- November 14, 2024
Loading
Enjoy being able to walk along the north end beach of Longboat Key? Manmade beach groins are probably to thank for that.
Beach structures, like groins, are commonly used to build up and maintain sand on beaches. On Longboat Key, groins play important roles in making sure the beaches are preserved.
“Jetties and groins are built perpendicular to the shore to block the movement of sediment along the shore, hold back currents, protect areas from wave forces, guide sand movement and maintain navigation depth,” according to the Federal Emergency Management Agency.
But Assistant Director of Public Works Charlie Mopps said people often confuse groins and jetties.
Simply put, groins are structures that hold sand in place, whereas jetties maintain a channel’s alignment.
Groins are usually built perpendicular to a shoreline. These structures are then able to slow down sediment naturally carried down the shoreline by waves and also protect areas from wave impacts, according to FEMA.
The north end has a groin field of seven groins, five rock groins and two permeable adjustable groins (PAGs), which are made of concrete.
The PAGs are low-profile and mostly buried, Mopps said. That’s because most of the time the PAGs are collecting so much sand that you can’t see them.
“They’re designed to be very unobtrusive,” Mopps said. “They still allow some sand to bypass around them and through them, which is what you kind of want.”
The two PAGs were constructed in 2014 for a cost of $2.1 million.
Before the town’s 2016 beach nourishment, the north end beach was very eroded and needed sand, according to Mopps.
That project wrapped up in early 2017 and gave the north end some sand to work with. But by the end of that year, storm events wiped out most of the sand that was placed there just a year prior.

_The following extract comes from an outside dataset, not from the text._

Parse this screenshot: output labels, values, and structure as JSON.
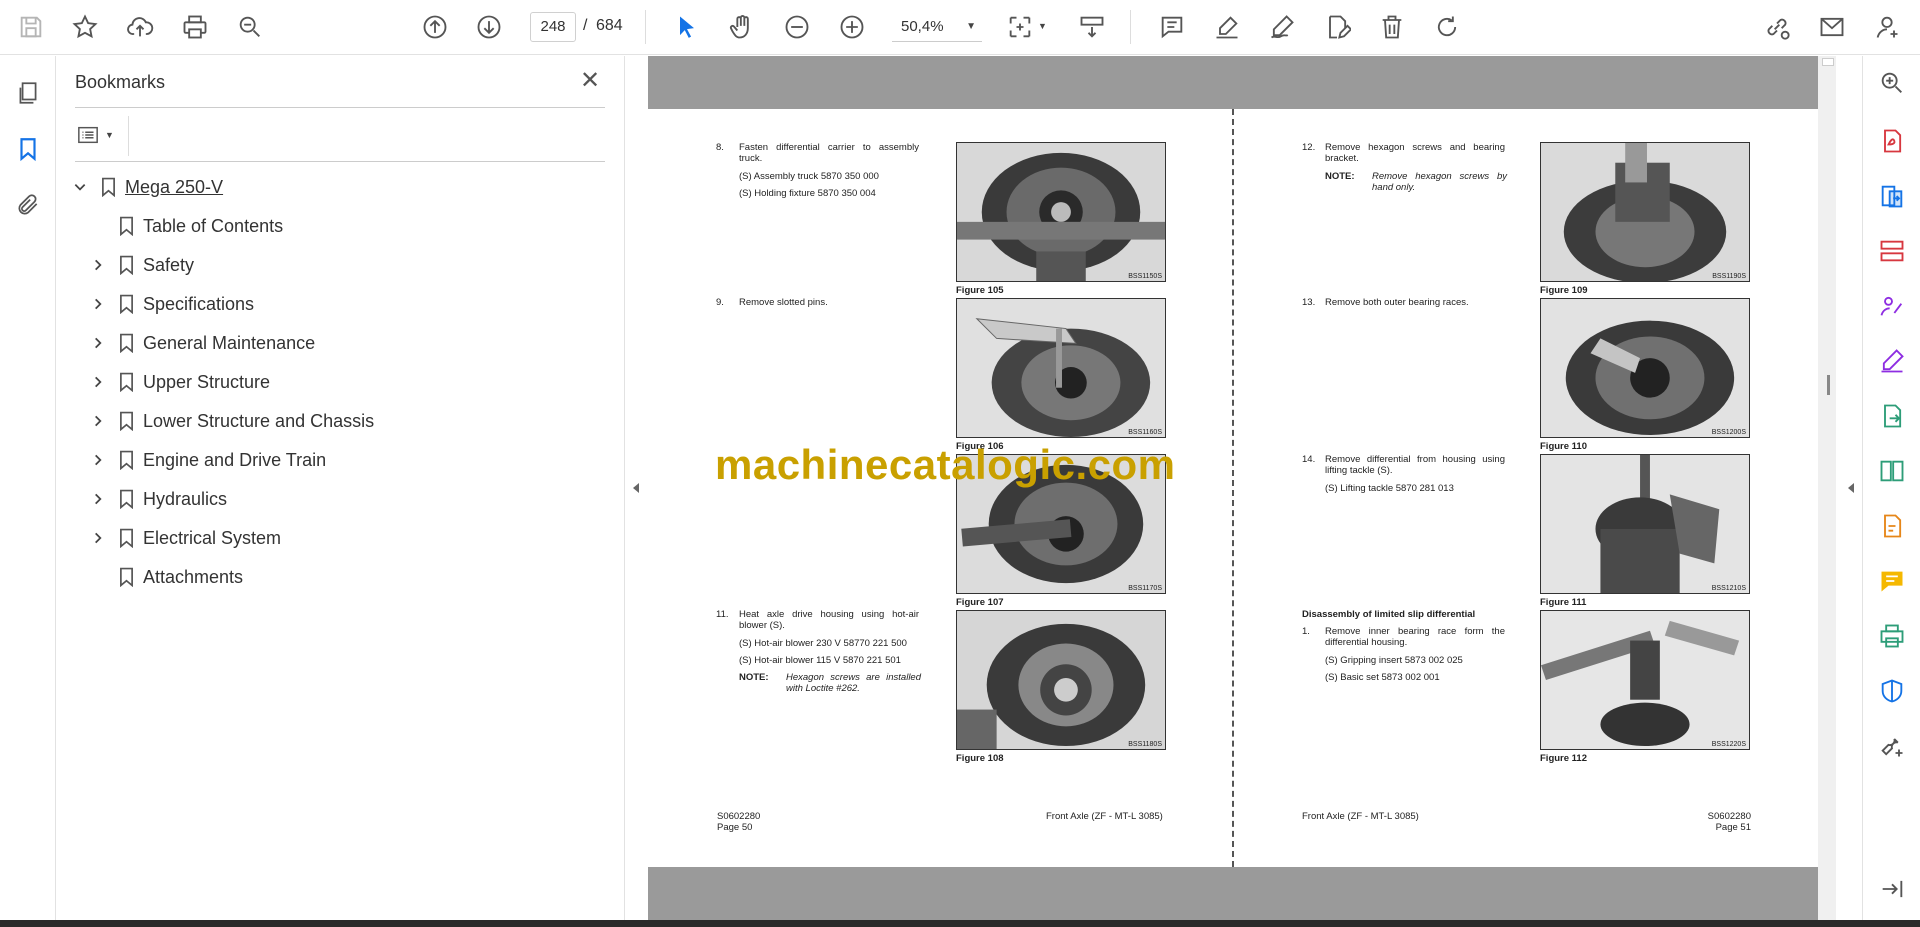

Longboat Key voters approved a plan in 2020 for the town to borrow no more than $34.5 million for the town’s comprehensive beach management plan. Of that, about $10 million was used for installing the five groins.

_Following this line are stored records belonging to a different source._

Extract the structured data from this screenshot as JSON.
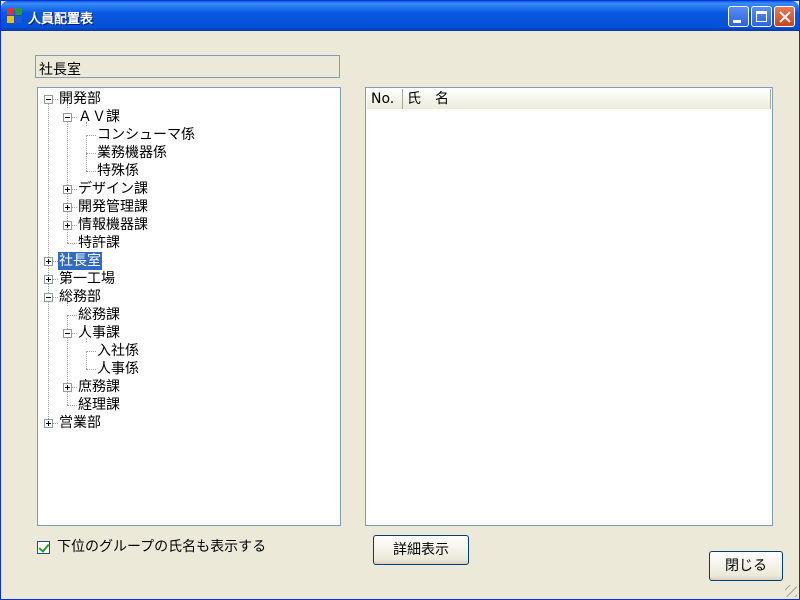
{
  "window": {
    "title": "人員配置表"
  },
  "path_box": {
    "value": "社長室"
  },
  "tree": {
    "nodes": [
      {
        "label": "開発部",
        "level": 0,
        "expander": "minus"
      },
      {
        "label": "ＡＶ課",
        "level": 1,
        "expander": "minus"
      },
      {
        "label": "コンシューマ係",
        "level": 2,
        "expander": "none"
      },
      {
        "label": "業務機器係",
        "level": 2,
        "expander": "none"
      },
      {
        "label": "特殊係",
        "level": 2,
        "expander": "none"
      },
      {
        "label": "デザイン課",
        "level": 1,
        "expander": "plus"
      },
      {
        "label": "開発管理課",
        "level": 1,
        "expander": "plus"
      },
      {
        "label": "情報機器課",
        "level": 1,
        "expander": "plus"
      },
      {
        "label": "特許課",
        "level": 1,
        "expander": "none"
      },
      {
        "label": "社長室",
        "level": 0,
        "expander": "plus",
        "selected": true
      },
      {
        "label": "第一工場",
        "level": 0,
        "expander": "plus"
      },
      {
        "label": "総務部",
        "level": 0,
        "expander": "minus"
      },
      {
        "label": "総務課",
        "level": 1,
        "expander": "none"
      },
      {
        "label": "人事課",
        "level": 1,
        "expander": "minus"
      },
      {
        "label": "入社係",
        "level": 2,
        "expander": "none"
      },
      {
        "label": "人事係",
        "level": 2,
        "expander": "none"
      },
      {
        "label": "庶務課",
        "level": 1,
        "expander": "plus"
      },
      {
        "label": "経理課",
        "level": 1,
        "expander": "none"
      },
      {
        "label": "営業部",
        "level": 0,
        "expander": "plus"
      }
    ]
  },
  "list": {
    "columns": [
      "No.",
      "氏　名"
    ]
  },
  "checkbox": {
    "label": "下位のグループの氏名も表示する",
    "checked": true
  },
  "buttons": {
    "detail": "詳細表示",
    "close": "閉じる"
  }
}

Fast forward to 2021, when the town embarked on a major beach nourishment project that included the installation of the existing groin field on the north end.
Now after two storm seasons, the latest of which included Hurricane Idalia’s storm surge, Mopps said the groins are doing what they’re supposed to.

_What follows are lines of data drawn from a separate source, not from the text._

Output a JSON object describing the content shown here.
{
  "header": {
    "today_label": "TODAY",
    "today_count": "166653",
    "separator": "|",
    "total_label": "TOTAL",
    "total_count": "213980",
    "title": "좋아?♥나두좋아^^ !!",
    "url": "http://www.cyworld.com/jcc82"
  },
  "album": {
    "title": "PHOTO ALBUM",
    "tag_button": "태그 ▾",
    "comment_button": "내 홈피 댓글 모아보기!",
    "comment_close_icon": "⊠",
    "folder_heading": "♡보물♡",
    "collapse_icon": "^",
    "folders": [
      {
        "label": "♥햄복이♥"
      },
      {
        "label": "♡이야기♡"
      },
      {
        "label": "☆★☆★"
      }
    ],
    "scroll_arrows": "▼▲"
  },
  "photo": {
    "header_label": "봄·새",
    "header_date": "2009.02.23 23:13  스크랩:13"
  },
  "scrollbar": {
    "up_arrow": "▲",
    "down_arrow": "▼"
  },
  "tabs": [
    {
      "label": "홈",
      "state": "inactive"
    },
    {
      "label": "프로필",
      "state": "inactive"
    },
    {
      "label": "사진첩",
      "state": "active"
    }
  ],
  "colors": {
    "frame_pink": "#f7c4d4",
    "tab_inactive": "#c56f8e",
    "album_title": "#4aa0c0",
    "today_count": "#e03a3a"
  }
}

“They’re really doing a bang-up job on keeping things where we want them,” Mopps said.
Mopps said the price of a groin is hard to estimate since there isn’t a “one-size-fits-all.” Each groin is constructed differently and needs a different amount of materials.
“Typically when you build a groin, you start with what’s called a mattress, which is a rock-filled geogrid structure, and that becomes the base,” Mopps said.
On top of that are armoring stones, usually the large stones someone pictures when thinking of a rock groin.
“The reason why you have to create the mattress is so that those armoring stones don’t just dig themselves into sand,” Mopps said. “They stay at the elevation that your engineering study tells you is the best elevation for that structure.”
In between the larger stones, bedding stones are placed. The density of these smaller rocks is also dependent on engineering studies, according to Mopps.
All of the materials also need to take into account the various conditions that the structures may face, like hurricanes and storm surge. That requires different sizes and densities, which also makes it hard to determine a uniform cost for groins.
Through studies before a groin is designed, aspects like wind and wave design can help engineers determine what happens in different scenarios.
“It takes some pretty big brains with a lot of computer power to come up with what the right solution looks like,” Mopps said.
Mopps described a process that the groin field went through to change design a couple of times to get the product seen today — structures that keep sand on the shoreline but also promote nourishment and natural bypass.